I could write a book on this subject alone, how people reinforce the behavior of their dogs who grab things their people don’t want them to have.
It often begins when the dog is a puppy and begins to explore the world. Just as exploring babies do, puppies learn about their world by using their mouths. Add to this, puppies lack hands so they must use their mouths to pick things up.
Of course we don’t want them to harm themselves, so we often become hyper-vigilant. Every time the puppy picks something up that we’re either afraid will hurt them or are afraid they will destroy, we “mark” that behavior by rushing over to them, giving them lots of feedback by speaking to them, looking at them, handling them, putting their fingers and hands in the puppy’s mouth, all with much emotion.
What does the puppy learn from this reaction oh, so quickly? That they’ve found a behavior that is guaranteed to get 100% of our attention.
This isn’t because they want our attention for affection, love and play. This is because they must ask the all-important question that canines ask for their own survival: Who carries the weight of authority? Who has influence over others in the group? The only way they can ask their questions is through their behaviors. If they pick something up and we instantly run to them and fuss, then clearly the being on all fours holds sway in the group!
A good friend of mine is experiencing the fallout from the continual reinforcement of this grabbing behavior, a behavior which has escalated because of the stress the dog is feeling. She’s fostering a dog who is approximately 18 months old, an adorable mix of many breeds who has great potential for being a lovely companion.

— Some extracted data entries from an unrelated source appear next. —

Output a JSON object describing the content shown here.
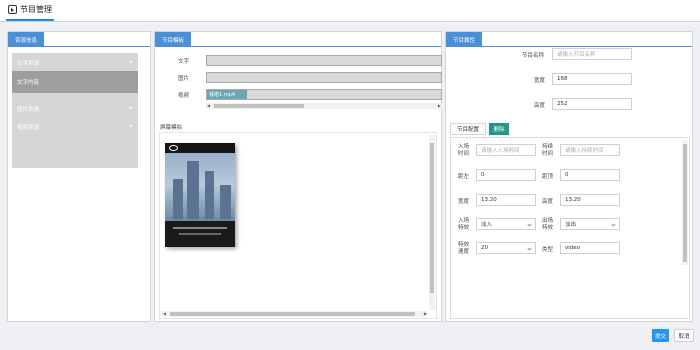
{
  "app": {
    "title": "节目管理",
    "icon": "play-square-icon"
  },
  "resource_panel": {
    "tab": "资源信息",
    "menu": [
      {
        "label": "文字资源"
      },
      {
        "label": "文字内容"
      },
      {
        "label": "图片资源"
      },
      {
        "label": "视频资源"
      }
    ]
  },
  "program_panel": {
    "tab": "节目模板",
    "fields": {
      "text_label": "文字",
      "image_label": "图片",
      "video_label": "视频",
      "video_value": "铁塔1.mp4"
    },
    "preview_label": "屏幕模拟"
  },
  "attr_panel": {
    "tab": "节目属性",
    "name_label": "节目名称",
    "name_placeholder": "请输入节目名称",
    "width_label": "宽度",
    "width_value": "168",
    "height_label": "高度",
    "height_value": "252",
    "config_tab": "节目配置",
    "delete_label": "删除",
    "config": {
      "enter_time_label": "入场时间",
      "enter_time_placeholder": "请输入入场时间",
      "duration_label": "持续时间",
      "duration_placeholder": "请输入持续时间",
      "left_label": "距左",
      "left_value": "0",
      "top_label": "距顶",
      "top_value": "0",
      "width_label": "宽度",
      "width_value": "13.20",
      "height_label": "高度",
      "height_value": "13.20",
      "enter_effect_label": "入场特效",
      "enter_effect_value": "淡入",
      "exit_effect_label": "出场特效",
      "exit_effect_value": "淡出",
      "effect_speed_label": "特效速度",
      "effect_speed_value": "20",
      "type_label": "类型",
      "type_value": "video"
    }
  },
  "footer": {
    "submit": "提交",
    "cancel": "取消"
  },
  "colors": {
    "accent": "#4a90d9",
    "teal": "#1f9a8a",
    "submit": "#2196f3"
  }
}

His grabbing and mouthing behaviors, however, also have the potential for him to eventually lose his life if they’re not resolved.

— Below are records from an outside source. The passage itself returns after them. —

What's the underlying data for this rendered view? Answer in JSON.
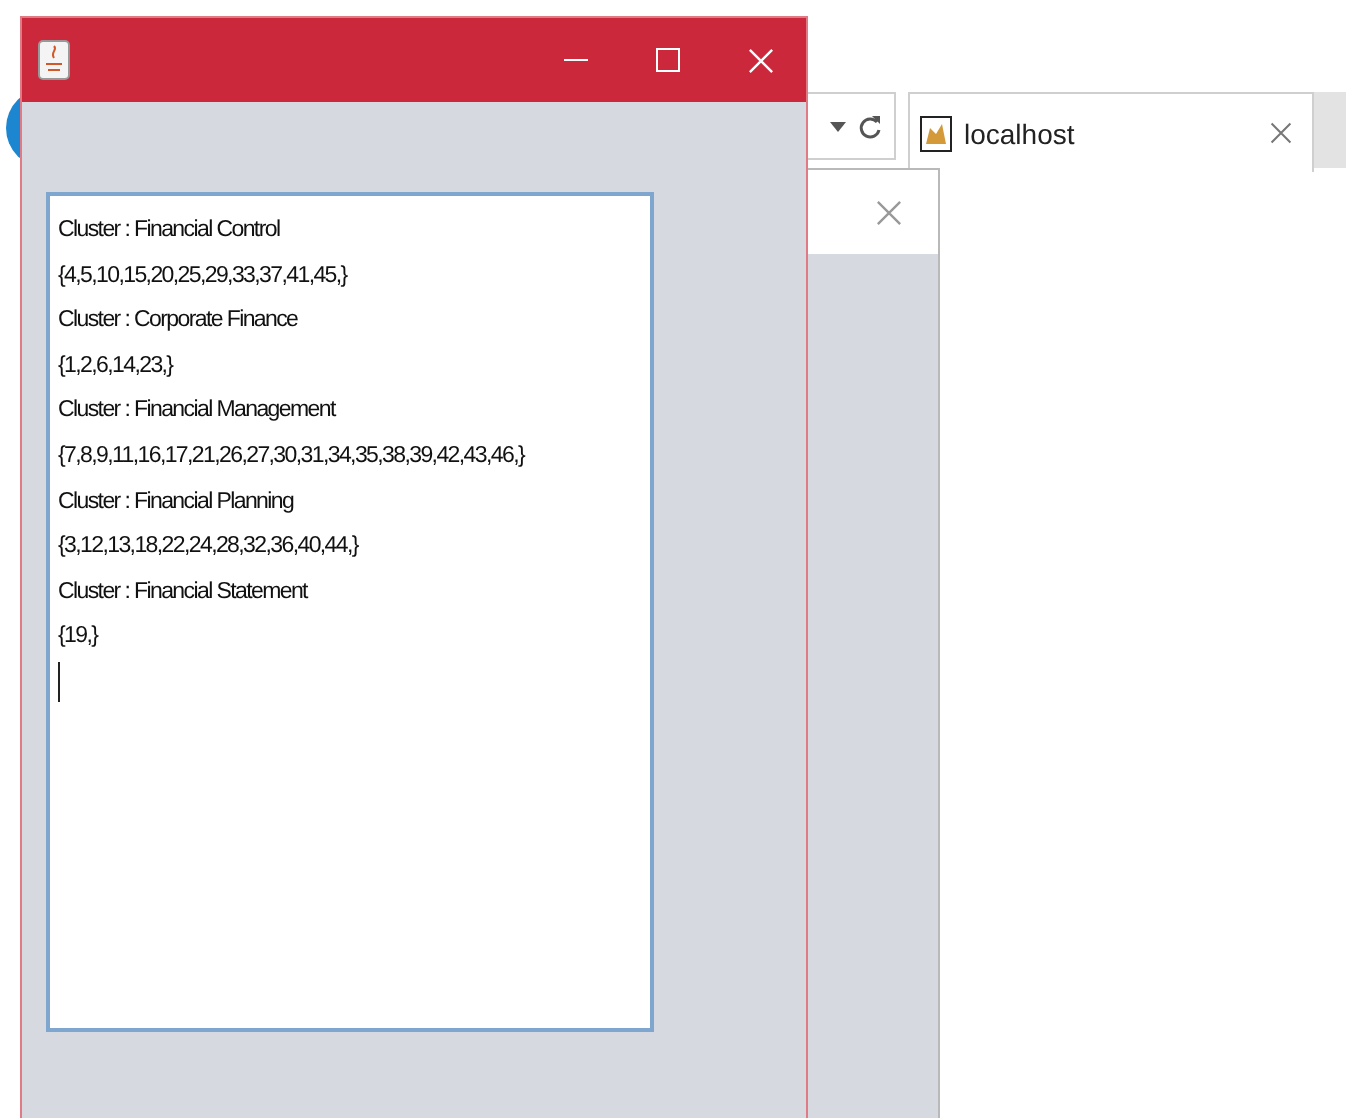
{
  "browser": {
    "tab": {
      "title": "localhost"
    }
  },
  "window": {
    "text_area": {
      "lines": [
        "Cluster : Financial Control",
        "{4,5,10,15,20,25,29,33,37,41,45,}",
        "Cluster : Corporate Finance",
        "{1,2,6,14,23,}",
        "Cluster : Financial Management",
        "{7,8,9,11,16,17,21,26,27,30,31,34,35,38,39,42,43,46,}",
        "Cluster : Financial Planning",
        "{3,12,13,18,22,24,28,32,36,40,44,}",
        "Cluster : Financial Statement",
        "{19,}"
      ]
    }
  }
}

This dog’s behavior often bends to the extreme. He continually grabs whatever is nearby: shoes, slippers, clothing out of the laundry basket (which he doesn’t touch unless his people are trying to fold the laundry). He pulls on sleeves, pant legs, shirt hems. He mouths the sofa, grabs blankets. He doesn’t destroy these things, and when I recently visited and watched out of the corner of my eye when he took my shoe, he’s clearly watching for the reaction of the people and has no real interest in the item. The worst behaviors are when he puts his mouth on people, grabs their hands, their arms. My friend is bruised from this dog’s efforts to get and keep her attention on him.
It’s abundantly clear that this dog has experienced great success using these behaviors in his previous living situations, all to his own detriment and ending up in a shelter.

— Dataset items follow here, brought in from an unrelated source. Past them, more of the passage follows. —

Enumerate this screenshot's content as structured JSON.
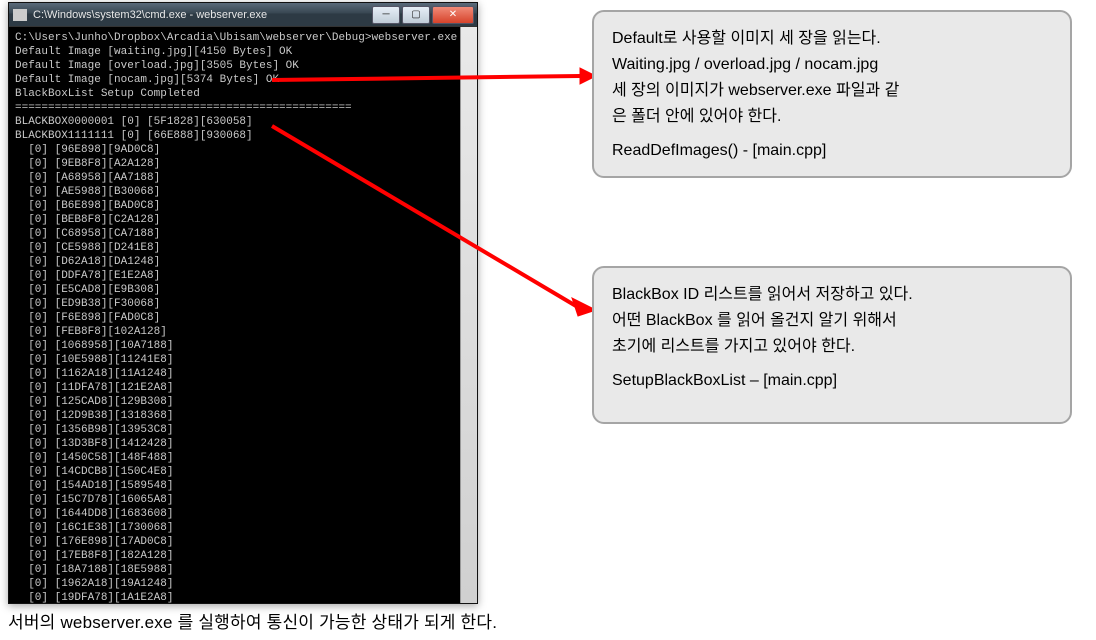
{
  "window": {
    "title": "C:\\Windows\\system32\\cmd.exe - webserver.exe",
    "buttons": {
      "min": "─",
      "max": "▢",
      "close": "✕"
    }
  },
  "terminal": {
    "header": [
      "C:\\Users\\Junho\\Dropbox\\Arcadia\\Ubisam\\webserver\\Debug>webserver.exe",
      "Default Image [waiting.jpg][4150 Bytes] OK",
      "Default Image [overload.jpg][3505 Bytes] OK",
      "Default Image [nocam.jpg][5374 Bytes] OK",
      "BlackBoxList Setup Completed",
      "===================================================",
      "BLACKBOX0000001 [0] [5F1828][630058]",
      "BLACKBOX1111111 [0] [66E888][930068]"
    ],
    "rows": [
      "  [0] [96E898][9AD0C8]",
      "  [0] [9EB8F8][A2A128]",
      "  [0] [A68958][AA7188]",
      "  [0] [AE5988][B30068]",
      "  [0] [B6E898][BAD0C8]",
      "  [0] [BEB8F8][C2A128]",
      "  [0] [C68958][CA7188]",
      "  [0] [CE5988][D241E8]",
      "  [0] [D62A18][DA1248]",
      "  [0] [DDFA78][E1E2A8]",
      "  [0] [E5CAD8][E9B308]",
      "  [0] [ED9B38][F30068]",
      "  [0] [F6E898][FAD0C8]",
      "  [0] [FEB8F8][102A128]",
      "  [0] [1068958][10A7188]",
      "  [0] [10E5988][11241E8]",
      "  [0] [1162A18][11A1248]",
      "  [0] [11DFA78][121E2A8]",
      "  [0] [125CAD8][129B308]",
      "  [0] [12D9B38][1318368]",
      "  [0] [1356B98][13953C8]",
      "  [0] [13D3BF8][1412428]",
      "  [0] [1450C58][148F488]",
      "  [0] [14CDCB8][150C4E8]",
      "  [0] [154AD18][1589548]",
      "  [0] [15C7D78][16065A8]",
      "  [0] [1644DD8][1683608]",
      "  [0] [16C1E38][1730068]",
      "  [0] [176E898][17AD0C8]",
      "  [0] [17EB8F8][182A128]",
      "  [0] [18A7188][18E5988]",
      "  [0] [1962A18][19A1248]",
      "  [0] [19DFA78][1A1E2A8]"
    ]
  },
  "callout1": {
    "l1": "Default로 사용할 이미지 세 장을 읽는다.",
    "l2": "Waiting.jpg / overload.jpg / nocam.jpg",
    "l3": "세 장의 이미지가 webserver.exe 파일과 같",
    "l4": "은 폴더 안에 있어야 한다.",
    "l5": "ReadDefImages() - [main.cpp]"
  },
  "callout2": {
    "l1": "BlackBox ID 리스트를 읽어서 저장하고 있다.",
    "l2": "어떤 BlackBox 를 읽어 올건지 알기 위해서",
    "l3": "초기에 리스트를 가지고 있어야 한다.",
    "l4": "SetupBlackBoxList – [main.cpp]"
  },
  "caption": "서버의 webserver.exe 를 실행하여 통신이 가능한 상태가 되게 한다."
}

How do we prevent this from happening? Very simple. These suggestions are both for puppies and for grown dogs you may welcome into your home.
Firstly, do a twice daily sweep of the home. If you have youngsters in the house, get them involved. Think in terms of baby-proofing. I often ask clients to get down on the dog’s level, go through the house, clearing away anything they see that the dog may be tempted to take, potential dangers such as hanging cords, as well as anything they don’t want the dog to have at all and possibly destroy. Prevention from the outset is the best way to prevent these situations from cropping up to begin with.
If the puppy or dog does pick up something undesirable, don’t react. Have a selection of toys or healthy chew items stockpiled and stored just for these occasions so you can casually walk past the pup, shake it to make sure he notices it, drop it a little away from him so he must move away from what he currently has and then retrieve the item the little bandit had absconded with.
You can also go to another room and call the dog to you, reward him when he complies with your request, and have someone pick up the item the dog formerly had.
Peaceful, force-free, no feedback whatsoever.
Remain alert, however. If you find yourself frequently calling the dog to you to get him to drop something the dog, being the highly intelligent creature he is, may very well have realized that grabbing something = food reward. So as mentioned, the wisest thing to do is to make sure there aren’t any items hanging about that you don’t want the dog to take in the first place.